Within the Florida State program, Edwards was viewed as a difference maker still coming into his own. He picked up valuable scheme diversity having to work with three coordinators in three years -- all three coordinators speak very highly of Edwards, I'm told -- and someone who performed often selfless tasks in that defense at a very high level.
"There were some very high expectations on him coming as the No. 1 recruit in the nation, so I guess maybe to some on the outside it might seem like his numbers aren't huge or something like that," said someone who worked closely with him while at Florida State. "But if you evaluate his entire Florida State career, he played a very major role on a team that went 39-3 with him here, and that was just 9-4 the season before he and Jameis [Winston] got here.
"He has great leadership qualities. He was one of the most coachable kids you could work with. You could always count on him on the field and off the field. He did everything that was asked of him and expected of him. He was incredibly well-liked within the program. He's very comfortable with the professional game because of his legacy with his father playing in the NFL. He's built for the league and he will keep getting better."
Certain teams definitely seem to like Edwards more than others, including the Vikings, who pick No. 11 overall. That might be high for Edwards -- plenty of mocks have nose tackle Danny Shelton going there -- though I wouldn't rule it out. And if perhaps you see the Vikings trade down out of that spot, definitely keep an eye on Edwards as a target. It wouldn't shock me at all if the Bengals, 49ers, Cowboys, Lions, Seahawks or Browns invested a top pick in him.
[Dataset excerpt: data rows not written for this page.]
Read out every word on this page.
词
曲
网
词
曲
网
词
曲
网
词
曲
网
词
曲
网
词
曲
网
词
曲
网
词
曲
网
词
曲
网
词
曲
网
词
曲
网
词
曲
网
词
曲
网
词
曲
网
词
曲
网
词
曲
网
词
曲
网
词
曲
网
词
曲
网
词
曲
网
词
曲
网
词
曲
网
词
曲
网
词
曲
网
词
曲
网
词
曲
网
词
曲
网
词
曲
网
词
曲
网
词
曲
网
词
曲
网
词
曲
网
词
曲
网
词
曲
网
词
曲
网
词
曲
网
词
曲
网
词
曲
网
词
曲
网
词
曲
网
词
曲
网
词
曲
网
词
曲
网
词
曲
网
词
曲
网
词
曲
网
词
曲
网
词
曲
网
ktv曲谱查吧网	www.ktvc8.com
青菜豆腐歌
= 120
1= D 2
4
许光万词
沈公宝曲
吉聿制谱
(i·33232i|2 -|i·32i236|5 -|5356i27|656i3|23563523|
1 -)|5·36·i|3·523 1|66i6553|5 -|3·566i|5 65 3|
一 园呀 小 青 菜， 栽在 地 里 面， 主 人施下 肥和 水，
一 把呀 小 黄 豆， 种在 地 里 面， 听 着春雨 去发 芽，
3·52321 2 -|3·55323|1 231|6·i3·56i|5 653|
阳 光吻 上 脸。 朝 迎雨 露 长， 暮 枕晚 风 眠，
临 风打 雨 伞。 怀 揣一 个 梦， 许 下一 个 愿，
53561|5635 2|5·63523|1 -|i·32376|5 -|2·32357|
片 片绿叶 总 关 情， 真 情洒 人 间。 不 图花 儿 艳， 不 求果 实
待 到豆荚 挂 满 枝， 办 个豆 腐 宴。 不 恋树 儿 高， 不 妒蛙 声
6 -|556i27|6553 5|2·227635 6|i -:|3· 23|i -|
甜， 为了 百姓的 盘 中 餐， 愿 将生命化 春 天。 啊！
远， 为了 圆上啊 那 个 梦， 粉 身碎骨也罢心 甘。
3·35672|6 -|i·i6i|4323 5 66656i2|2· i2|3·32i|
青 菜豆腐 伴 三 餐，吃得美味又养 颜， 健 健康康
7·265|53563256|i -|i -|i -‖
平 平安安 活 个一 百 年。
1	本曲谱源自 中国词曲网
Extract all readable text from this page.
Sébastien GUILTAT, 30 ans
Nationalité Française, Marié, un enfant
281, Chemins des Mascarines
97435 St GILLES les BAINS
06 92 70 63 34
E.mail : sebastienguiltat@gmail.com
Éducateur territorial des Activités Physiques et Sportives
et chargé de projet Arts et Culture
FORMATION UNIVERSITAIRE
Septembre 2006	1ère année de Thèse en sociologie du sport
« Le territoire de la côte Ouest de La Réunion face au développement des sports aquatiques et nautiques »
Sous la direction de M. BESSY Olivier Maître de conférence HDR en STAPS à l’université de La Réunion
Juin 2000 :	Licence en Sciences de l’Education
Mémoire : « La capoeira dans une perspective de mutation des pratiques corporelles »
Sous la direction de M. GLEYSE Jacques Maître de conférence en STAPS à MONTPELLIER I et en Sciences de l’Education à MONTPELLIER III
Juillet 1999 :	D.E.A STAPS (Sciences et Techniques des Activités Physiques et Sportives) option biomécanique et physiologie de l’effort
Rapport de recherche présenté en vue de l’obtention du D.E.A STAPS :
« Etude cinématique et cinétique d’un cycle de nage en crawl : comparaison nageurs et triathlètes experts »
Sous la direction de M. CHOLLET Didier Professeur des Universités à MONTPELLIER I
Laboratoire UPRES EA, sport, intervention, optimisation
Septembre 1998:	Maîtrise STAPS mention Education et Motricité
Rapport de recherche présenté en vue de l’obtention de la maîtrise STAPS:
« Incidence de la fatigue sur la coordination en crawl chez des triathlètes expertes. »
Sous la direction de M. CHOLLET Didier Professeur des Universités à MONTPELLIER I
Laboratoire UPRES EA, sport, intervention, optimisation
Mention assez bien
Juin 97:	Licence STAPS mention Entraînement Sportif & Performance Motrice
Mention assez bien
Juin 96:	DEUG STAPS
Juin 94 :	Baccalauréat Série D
He would fill a need with plenty of 3-4 teams as well, though some have said they aren't sure he would fit at defensive end and doubt he could move to outside linebacker. Others believe he could play inside in a 3-4 in certain packages. Regardless, he has people talking, or perhaps whispering. His 4.74 time in the 40 and video of him doing a standing backflip -- at 300 pounds! -- and his athletic prowess are very difficult to ignore.
Personally, I won't consider it a surprise if he ends up going somewhere between 11th and 19th. After reading this, I suppose neither should you. I assure you in some draft meetings and war rooms, it won't be looked at as a stunner, either, if things play out that way.